Our opinions and indignation are “ours,” and they may not be God’s at all! I find myself getting angry over things that people don’t do and should, and then it dawns on me : who am I to think that they should do it? It is not for me to judge, who am I to say that that is what god wants in that situation. It was only ‘my’ opinion. It seems to me that we are to let go of our indignation and let God deal with it, turn over our opinions to Him and go on with life. If we hang on to our righteous indignation, we are going to have difficulty finding any inner peace with God.

I am reminded of the man who was driving down the highway when he noticed that the woman in from of him was driving while putting on her make up. He vocalized his righteous indignation: “Women drivers! Putting on make-up while driving should not be allowed. “ As she got close to the mirror to put on her eye make up, she drove over the yellow line and then counteracted by practically driving off the road. The man was so upset for he had to turn quick to not hit her. As he did, he dropped the cellphone from his ear, knocked off the cup of coffee that was on the dashboard that fell into his lap scalded himself and ruining his pants. He said: “ Those women drivers! They should not be putting on their make-up while driving.”  A lot of times when we point to others we need to remember that three of those other fingers on that same hand are pointing to ourself. Righteous indignation often does that to us. It often forces us to eat our own words.

And for those who are younger, remember when you feel a sense of self-righteous indignation, you too might also be too narrow in your perspective. When we see others in this indignation  attitude, the challenge for all ages is to ask if we are absolutely sure that we are right, and if we are open enough to tell them lovingly how we see things differently.

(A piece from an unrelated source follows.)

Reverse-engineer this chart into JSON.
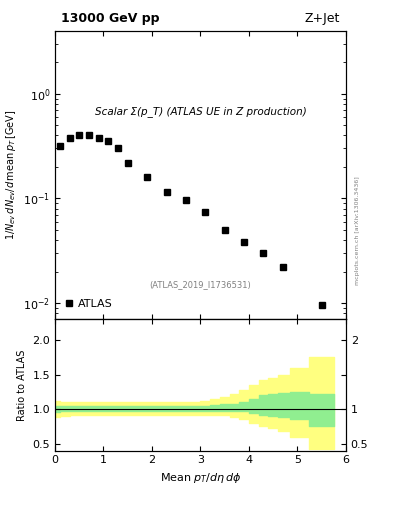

The fourth challenge in the aging process is to see the beauty in all of life. “Seek first the kingdom of God, then all else will be added to you.” That is the challenge:  to see the beauty of life suggested by Jesus.

Helen Luke, a Jungian analyst said that you find god in the simplest of things. How can you stand and look at a tree and not stand in awe! How can you look in a child’s eyes and not see the future and the beauty of love! How can you not look in each others eyes and not see the grace of god at work!

A little boy asked his grandmother: “How old are you granny? “ she said: “I am 39 and holding!” Her grandson then asked: “How old would you be if you let go?”

If you ponder that, it is quite profound. How old would you and I be if we let go? If we broaden our perspective, appreciate God in Christ as our things are taken away, turn our opinions over to God, and stand in awe of the grace of god each moment.

The challenge is for our religion not to become a head trip into our theories and our theology, but to let it be a heart trip so that we can know and experience Christ fully before we pass.

Leslie Brandt wrote:

“The lord is my constant companion

There is no need that he cannot fulfill.

Though his path for me points to the mountaintops of glorious ecstasy

Or the valleys of human suffering,

He is by my side.

He is near me when I tread the dark streets of danger

And even when I flirt with death itself

He is beside me.

When the pain is severe,

He is there to comfort.

When the burden is heavy

He is there to lean upon.

When depression darkens my soul

He fills me with eternal joy.

When I am empty and alone,

He fills the aching vacuum with his love.

My security is in his promise to be near me always,

And in the knowledge that he will never ever let me go.”

To the challenge of aging! Let us say: Right On!